At the time of its publication, Sagan’s subject was largely focused on creating biospheres for sustainable space exploration. But Sagan also had another agenda. He believed (or believes) that biospheres may form the answer for earth’s future as propagules (such as tardigrades, “water bears,” p. 200), using the metaphor to suggest smaller organisms which encase, encapsulate, and protect before flowering forth with seeds. He sees this as “propagation by, for, and of the Earth through humanity.” (pp. 180, 199) But lest one think that Sagan is advocating isolationism, either biologically or sociologically, he also makes clear: “No matter how adept an organism is at propagating itself, if it does not become involved in the life cycles of others, it will fail.” (p. 80)
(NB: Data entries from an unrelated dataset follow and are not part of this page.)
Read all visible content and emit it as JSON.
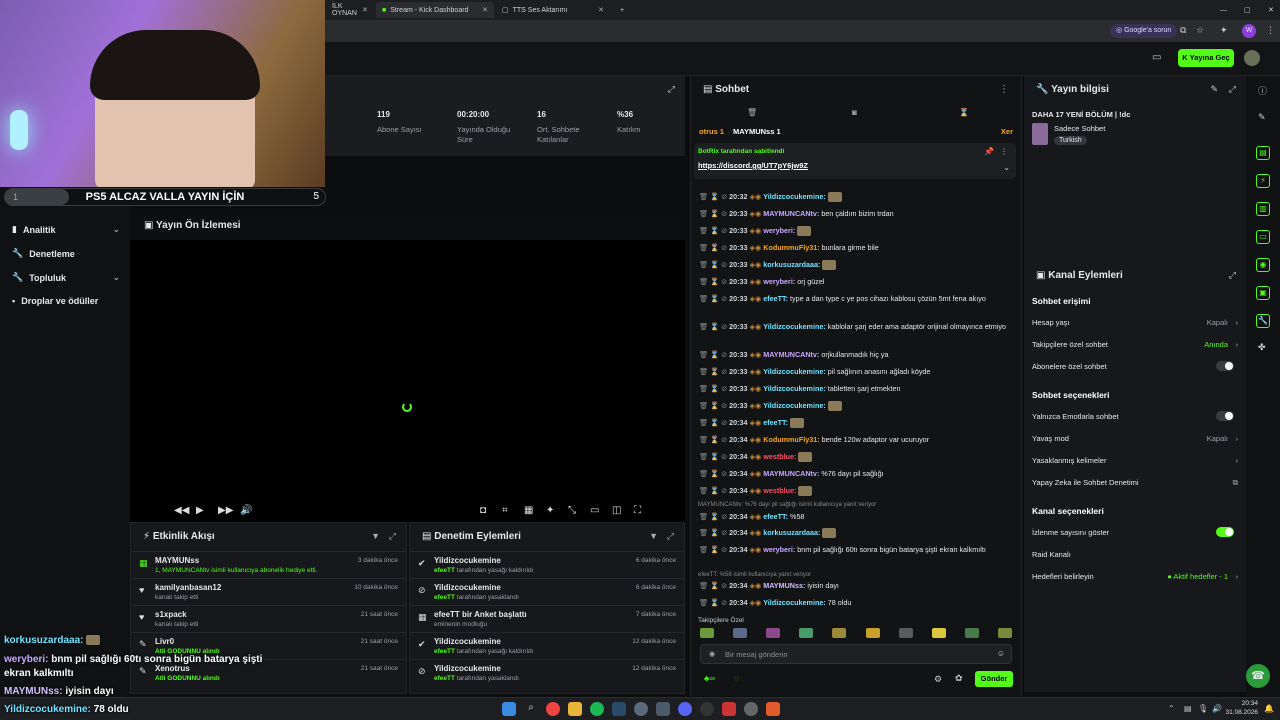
{
  "browser": {
    "tabs": [
      {
        "label": "İLK OYNAN",
        "active": false
      },
      {
        "label": "Stream - Kick Dashboard",
        "active": true
      },
      {
        "label": "TTS Ses Aktarımı",
        "active": false
      }
    ],
    "google_prompt": "Google'a sorun",
    "live_button": "Yayına Geç"
  },
  "goal": {
    "left": "1",
    "title": "PS5 ALCAZ VALLA YAYIN İÇİN",
    "right": "5"
  },
  "nav": [
    {
      "label": "Analitik",
      "chevron": true
    },
    {
      "label": "Denetleme",
      "chevron": false
    },
    {
      "label": "Topluluk",
      "chevron": true
    },
    {
      "label": "Droplar ve ödüller",
      "chevron": false
    }
  ],
  "stats": [
    {
      "value": "119",
      "label": "Abone Sayısı"
    },
    {
      "value": "00:20:00",
      "label": "Yayında Olduğu Süre"
    },
    {
      "value": "16",
      "label": "Ort. Sohbete Katılanlar"
    },
    {
      "value": "%36",
      "label": "Katılım"
    }
  ],
  "preview": {
    "title": "Yayın Ön İzlemesi"
  },
  "activity": {
    "title": "Etkinlik Akışı",
    "items": [
      {
        "name": "MAYMUNss",
        "sub": "1, MAYMUNCANtv isimli kullanıcıya abonelik hediye etti.",
        "time": "3 dakika önce"
      },
      {
        "name": "kamilyanbasan12",
        "sub": "kanalı takip etti",
        "time": "10 dakika önce"
      },
      {
        "name": "s1xpack",
        "sub": "kanalı takip etti",
        "time": "21 saat önce"
      },
      {
        "name": "Livr0",
        "sub": "Atli GODUNNU alındı",
        "time": "21 saat önce"
      },
      {
        "name": "Xenotrus",
        "sub": "Atli GODUNNU alındı",
        "time": "21 saat önce"
      }
    ]
  },
  "moderation": {
    "title": "Denetim Eylemleri",
    "items": [
      {
        "name": "Yildizcocukemine",
        "by": "efeeTT",
        "sub": "tarafından yasağı kaldırıldı",
        "time": "6 dakika önce"
      },
      {
        "name": "Yildizcocukemine",
        "by": "efeeTT",
        "sub": "tarafından yasaklandı",
        "time": "6 dakika önce"
      },
      {
        "name": "efeeTT bir Anket başlattı",
        "by": "",
        "sub": "eminenin modluğu",
        "time": "7 dakika önce"
      },
      {
        "name": "Yildizcocukemine",
        "by": "efeeTT",
        "sub": "tarafından yasağı kaldırıldı",
        "time": "12 dakika önce"
      },
      {
        "name": "Yildizcocukemine",
        "by": "efeeTT",
        "sub": "tarafından yasaklandı",
        "time": "12 dakika önce"
      }
    ]
  },
  "overlay_chat": [
    {
      "user": "korkusuzardaaa:",
      "text": "",
      "color": "#6fe3ff"
    },
    {
      "user": "weryberi:",
      "text": "bnm pil sağlığı 60tı sonra bigün batarya şişti",
      "color": "#c8a8ff"
    },
    {
      "user": "",
      "text": "ekran kalkmıltı",
      "color": "#fff"
    },
    {
      "user": "MAYMUNss:",
      "text": "iyisin dayı",
      "color": "#d4c0ff"
    },
    {
      "user": "Yildizcocukemine:",
      "text": "78 oldu",
      "color": "#6fe3ff"
    }
  ],
  "chat": {
    "title": "Sohbet",
    "top_users": [
      "otrus 1",
      "MAYMUNss 1",
      "Xer"
    ],
    "pinned_by": "BotRix tarafından sabitlendi",
    "pinned_link": "https://discord.gg/UT7pY6jw9Z",
    "messages": [
      {
        "time": "20:32",
        "user": "Yildizcocukemine:",
        "color": "#6fe3ff",
        "text": ""
      },
      {
        "time": "20:33",
        "user": "MAYMUNCANtv:",
        "color": "#c8a8ff",
        "text": "ben çaldım bizim trdan"
      },
      {
        "time": "20:33",
        "user": "weryberi:",
        "color": "#c8a8ff",
        "text": ""
      },
      {
        "time": "20:33",
        "user": "KodummuFly31:",
        "color": "#f5a623",
        "text": "bunlara girme bile"
      },
      {
        "time": "20:33",
        "user": "korkusuzardaaa:",
        "color": "#6fe3ff",
        "text": ""
      },
      {
        "time": "20:33",
        "user": "weryberi:",
        "color": "#c8a8ff",
        "text": "orj güzel"
      },
      {
        "time": "20:33",
        "user": "efeeTT:",
        "color": "#6fe3ff",
        "text": "type a dan type c ye pos cihazı kablosu çözün 5mt fena akıyo"
      },
      {
        "time": "20:33",
        "user": "Yildizcocukemine:",
        "color": "#6fe3ff",
        "text": "kablolar şarj eder ama adaptör orijinal olmayınca etmiyo"
      },
      {
        "time": "20:33",
        "user": "MAYMUNCANtv:",
        "color": "#c8a8ff",
        "text": "orjkullanmadık hiç ya"
      },
      {
        "time": "20:33",
        "user": "Yildizcocukemine:",
        "color": "#6fe3ff",
        "text": "pil sağlının anasını ağladı köyde"
      },
      {
        "time": "20:33",
        "user": "Yildizcocukemine:",
        "color": "#6fe3ff",
        "text": "tabletten şarj etmekten"
      },
      {
        "time": "20:33",
        "user": "Yildizcocukemine:",
        "color": "#6fe3ff",
        "text": ""
      },
      {
        "time": "20:34",
        "user": "efeeTT:",
        "color": "#6fe3ff",
        "text": ""
      },
      {
        "time": "20:34",
        "user": "KodummuFly31:",
        "color": "#f5a623",
        "text": "bende 120w adaptor var ucuruyor"
      },
      {
        "time": "20:34",
        "user": "westblue:",
        "color": "#ff4d6a",
        "text": ""
      },
      {
        "time": "20:34",
        "user": "MAYMUNCANtv:",
        "color": "#c8a8ff",
        "text": "%76 dayı pil sağlığı"
      },
      {
        "time": "20:34",
        "user": "westblue:",
        "color": "#ff4d6a",
        "text": ""
      },
      {
        "time": "20:34",
        "user": "efeeTT:",
        "color": "#6fe3ff",
        "text": "%58"
      },
      {
        "time": "20:34",
        "user": "korkusuzardaaa:",
        "color": "#6fe3ff",
        "text": ""
      },
      {
        "time": "20:34",
        "user": "weryberi:",
        "color": "#c8a8ff",
        "text": "bnm pil sağlığı 60tı sonra bigün batarya şişti ekran kalkmıltı"
      },
      {
        "time": "20:34",
        "user": "MAYMUNss:",
        "color": "#d4c0ff",
        "text": "iyisin dayı"
      },
      {
        "time": "20:34",
        "user": "Yildizcocukemine:",
        "color": "#6fe3ff",
        "text": "78 oldu"
      }
    ],
    "reply_hint_1": "MAYMUNCANtv: %76 dayı pil sağlığı isimli kullanıcıya yanıt veriyor",
    "reply_hint_2": "efeeTT: %58 isimli kullanıcıya yanıt veriyor",
    "followers_label": "Takipçilere Özel",
    "input_placeholder": "Bir mesaj gönderin",
    "send_label": "Gönder"
  },
  "stream_info": {
    "title": "Yayın bilgisi",
    "stream_title": "DAHA 17 YENİ BÖLÜM | !dc",
    "category": "Sadece Sohbet",
    "tag": "Turkish"
  },
  "channel": {
    "title": "Kanal Eylemleri",
    "sections": [
      {
        "heading": "Sohbet erişimi",
        "rows": [
          {
            "label": "Hesap yaşı",
            "value": "Kapalı",
            "kind": "chevron"
          },
          {
            "label": "Takipçilere özel sohbet",
            "value": "Anında",
            "kind": "chevron-green"
          },
          {
            "label": "Abonelere özel sohbet",
            "value": "",
            "kind": "toggle-off"
          }
        ]
      },
      {
        "heading": "Sohbet seçenekleri",
        "rows": [
          {
            "label": "Yalnızca Emotlarla sohbet",
            "value": "",
            "kind": "toggle-off"
          },
          {
            "label": "Yavaş mod",
            "value": "Kapalı",
            "kind": "chevron"
          },
          {
            "label": "Yasaklanmış kelimeler",
            "value": "",
            "kind": "chevron"
          },
          {
            "label": "Yapay Zeka ile Sohbet Denetimi",
            "value": "",
            "kind": "external"
          }
        ]
      },
      {
        "heading": "Kanal seçenekleri",
        "rows": [
          {
            "label": "İzlenme sayısını göster",
            "value": "",
            "kind": "toggle-on"
          },
          {
            "label": "Raid Kanalı",
            "value": "",
            "kind": "none"
          },
          {
            "label": "Hedefleri belirleyin",
            "value": "● Aktif hedefler - 1",
            "kind": "chevron-green"
          }
        ]
      }
    ]
  },
  "taskbar": {
    "time": "20:34",
    "date": "31.08.2026"
  }
}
As a quick reference, I was very appreciative of Sagan’s summary of five definitions of life (pp. 49-50) and his discussion of problems of terraforming (pp. 70-72). I do not agree with Sagan’s ultimate assessment of humanity as transient rather than transcendent (p. 206), but there is still much to commend this volume. Indeed, one of the statements that most inspired me was, “No organism is a biochemical island; …” (p. 130) I’ll never forget that. I enjoyed the book, but since it’s not really my field and it is bound to be out of date, I can’t give it a high enough rating to be a blanket recommendation.